Dt 18,15-20; Sal 94; 1Co 7,32-35; Mc 1,21-28

En el libro del Deuteronomio el Señor nos promete que suscitará un profeta de entre nosotros, que pronunciará las palabras que él ponga en su boca y nos dirá lo que él mande. No afirmará con su boca lo que le plazca, sino lo que el Señor Dios le haya mandado. El salmo nos señala cómo contribuirá de modo decisivo a que escuchemos hoy la voz del Señor, no endureciendo nuestro corazón como tantas veces hicimos y hacemos. Pero ¿quién es?, dimos, Señor, ¿quién es ese profeta que nos envías? No tardes: desfallecemos, no sabemos muy bien por dónde caminar hacia ti; lo quisiéramos, pero tantas veces no somos capaces, perdiéndonos de tus caminos.

Quienes estaban en la sinagoga de Cafarnaún cuando entraron Jesús y sus primeros discípulos, lo vieron con sus ojos, lo oyeron con sus oídos, porque enseñaba con autoridad. Autoridad de hechos y autoridad de palabras. Nosotros también nos quedamos asombrados de su enseñanza, pues la suya no es como la de los sabios y filósofos, de los que detienen poderoso poder entre nosotros, poder de los medios, del dinero, de la ciencia, tan varios poderes como nos circunvalan. Enseña de por sí mismo. ¿Cómo es esto posible? ¿En qué universidades o centros de negocios ha estudiado? Y, sin embargo, los que le escuchan, quienes lo escuchamos, entendemos que una fuerza imponente sale de él; un magnetismo que nos atrae a él, disponiendo toda nuestra vida, nuestro pensamiento, nuestros afectos, y todo lo que somos, en dirección a él, atraídos por él, buscándole a él, yendo hacia él. ¿De dónde sale la fuerza de esa autoridad?
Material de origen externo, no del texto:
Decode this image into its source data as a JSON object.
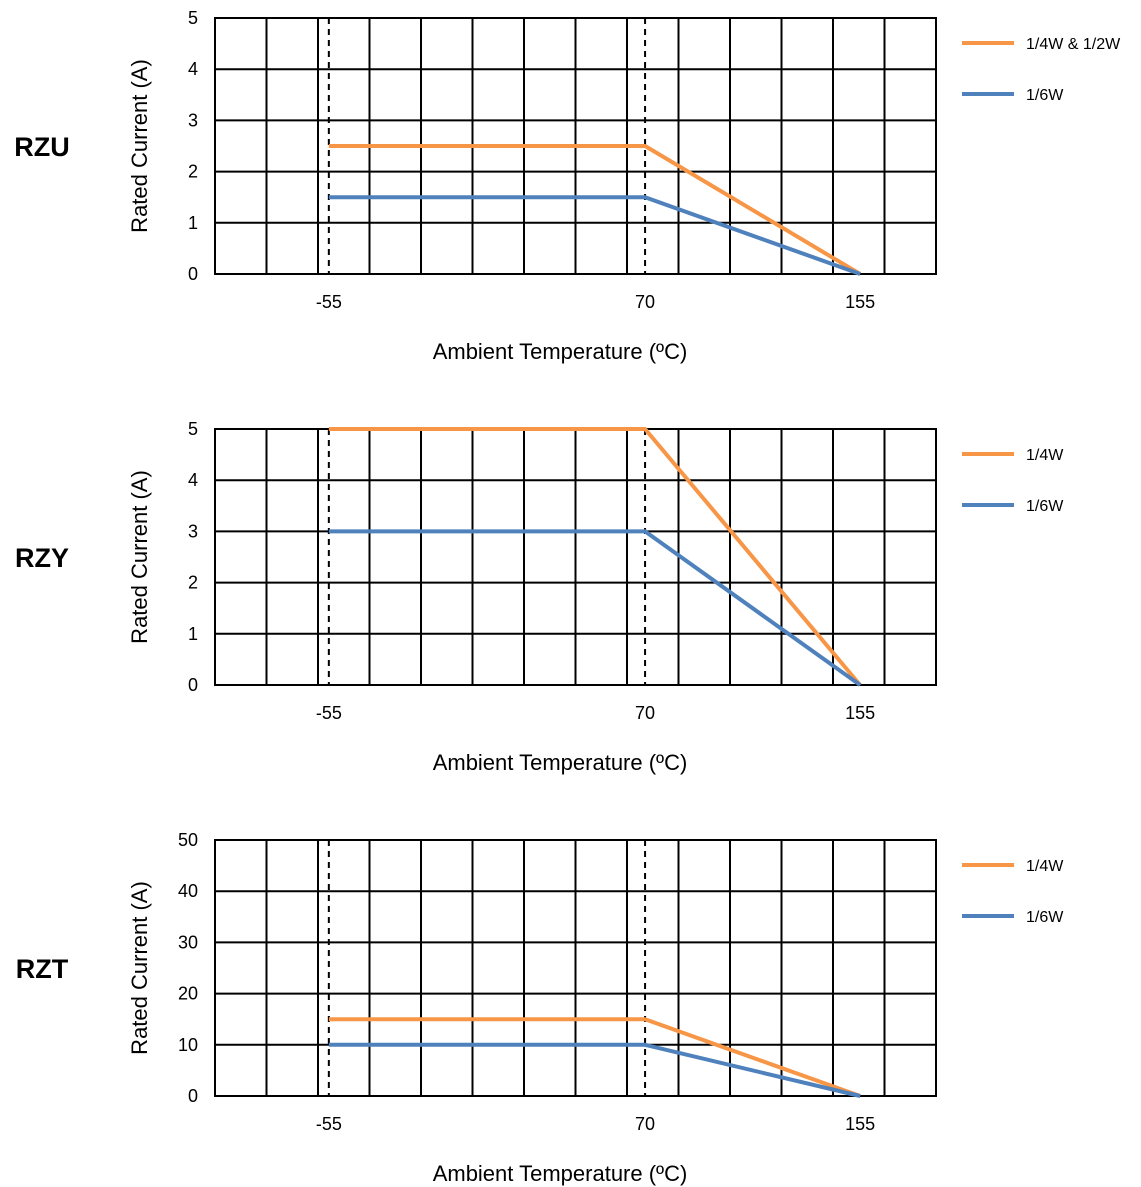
{
  "chart_data": [
    {
      "type": "line",
      "panel_label": "RZU",
      "xlabel": "Ambient  Temperature  (ºC)",
      "ylabel": "Rated Current (A)",
      "ylim": [
        0,
        5
      ],
      "yticks": [
        "0",
        "1",
        "2",
        "3",
        "4",
        "5"
      ],
      "xticks": [
        {
          "value": -55,
          "label": "-55"
        },
        {
          "value": 70,
          "label": "70"
        },
        {
          "value": 155,
          "label": "155"
        }
      ],
      "xlim": [
        -100,
        185
      ],
      "grid": true,
      "reference_lines_x": [
        -55,
        70
      ],
      "legend_position": "right",
      "series": [
        {
          "name": "1/4W & 1/2W",
          "color": "#F79646",
          "x": [
            -55,
            70,
            155
          ],
          "y": [
            2.5,
            2.5,
            0
          ]
        },
        {
          "name": "1/6W",
          "color": "#4F81BD",
          "x": [
            -55,
            70,
            155
          ],
          "y": [
            1.5,
            1.5,
            0
          ]
        }
      ]
    },
    {
      "type": "line",
      "panel_label": "RZY",
      "xlabel": "Ambient  Temperature  (ºC)",
      "ylabel": "Rated Current (A)",
      "ylim": [
        0,
        5
      ],
      "yticks": [
        "0",
        "1",
        "2",
        "3",
        "4",
        "5"
      ],
      "xticks": [
        {
          "value": -55,
          "label": "-55"
        },
        {
          "value": 70,
          "label": "70"
        },
        {
          "value": 155,
          "label": "155"
        }
      ],
      "xlim": [
        -100,
        185
      ],
      "grid": true,
      "reference_lines_x": [
        -55,
        70
      ],
      "legend_position": "right",
      "series": [
        {
          "name": "1/4W",
          "color": "#F79646",
          "x": [
            -55,
            70,
            155
          ],
          "y": [
            5,
            5,
            0
          ]
        },
        {
          "name": "1/6W",
          "color": "#4F81BD",
          "x": [
            -55,
            70,
            155
          ],
          "y": [
            3,
            3,
            0
          ]
        }
      ]
    },
    {
      "type": "line",
      "panel_label": "RZT",
      "xlabel": "Ambient  Temperature  (ºC)",
      "ylabel": "Rated Current (A)",
      "ylim": [
        0,
        50
      ],
      "yticks": [
        "0",
        "10",
        "20",
        "30",
        "40",
        "50"
      ],
      "xticks": [
        {
          "value": -55,
          "label": "-55"
        },
        {
          "value": 70,
          "label": "70"
        },
        {
          "value": 155,
          "label": "155"
        }
      ],
      "xlim": [
        -100,
        185
      ],
      "grid": true,
      "reference_lines_x": [
        -55,
        70
      ],
      "legend_position": "right",
      "series": [
        {
          "name": "1/4W",
          "color": "#F79646",
          "x": [
            -55,
            70,
            155
          ],
          "y": [
            15,
            15,
            0
          ]
        },
        {
          "name": "1/6W",
          "color": "#4F81BD",
          "x": [
            -55,
            70,
            155
          ],
          "y": [
            10,
            10,
            0
          ]
        }
      ]
    }
  ]
}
No somos chiquillos. En nuestra vida sabemos lo que queremos. Y, sin embargo, viendo a Jesús hablando en la sinagoga de Cafarnaún, comentando las Escrituras, todo en él nos atrae. Incluso los espíritus inmundos que habitan en nosotros, que nos acechan buscando por tantos medios hacerse con nosotros, que nos vendamos a ellos, a cierraojos saben quién es. Primero y mejor que nosotros. Son ellos los que, antes de que nosotros empecemos a pacificar nuestra escucha, ya gritan. ¿Qué quieres de nosotros? ¿Has venido a acabar con nosotros?
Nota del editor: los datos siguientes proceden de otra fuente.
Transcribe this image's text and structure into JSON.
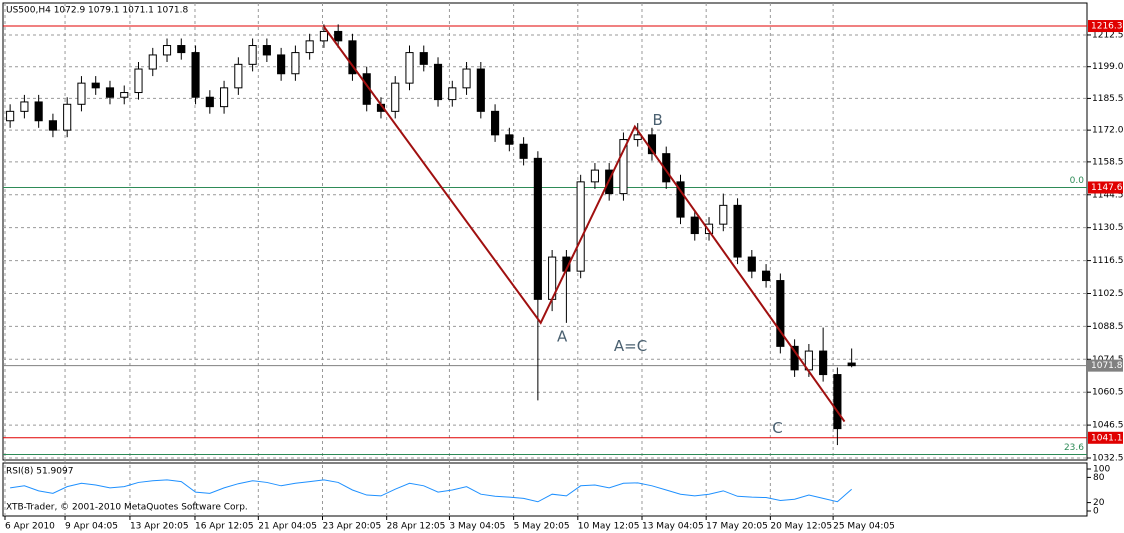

Llama la atención cómo, quien escribió primero un evangelio, es sensible a esos espíritus inmundos que habitan en nosotros. ¿O no?, ¿se equivoca Marcos? Mire cada uno dentro de sí, mire en torno suyo, y descubrirá que estamos circunvalados por quienes quieren que desemboquemos en el mal, en el desplante, en la insidia, en la guerra, en el desprecio, en el buscar nuestro propio interés por encima de todo semejante, en el esquilmar la naturaleza y sus bienes. El mal nos circunvala, buscando a quién devorar. Nuestra naturaleza se disuelve. Las virtudes han dejado de existir. Ya no hay principios ni valores. El maligno, como escurridiza serpiente, se entromete, haciéndose con nosotros, engañándonos: seréis como dioses.

¿Para qué entrar en la sinagoga de Cafarnaún? Se está mejor fuera. Así somos y seremos más libres, más nosotros mismos. Vayamos a contar nubes. Porque cuando entremos y veamos a Jesús leyendo el rollo de la Escritura y, luego, comentándolo, nos quedaremos pasmados: ¡andá!, esté sí enseña con autoridad. Dice cosas que nos subyugan. También nosotros podemos seguirle. Vayámonos con él. Apenas si sabemos lo que decimos, pero no importa. Iremos con él para siempre. ¿Tendrá consecuencias este seguir a Jesús? Sí, muchas, y desde el mismo comienzo. ¿Nos pedirá que lo dejemos todo, pero que todo, para seguirle?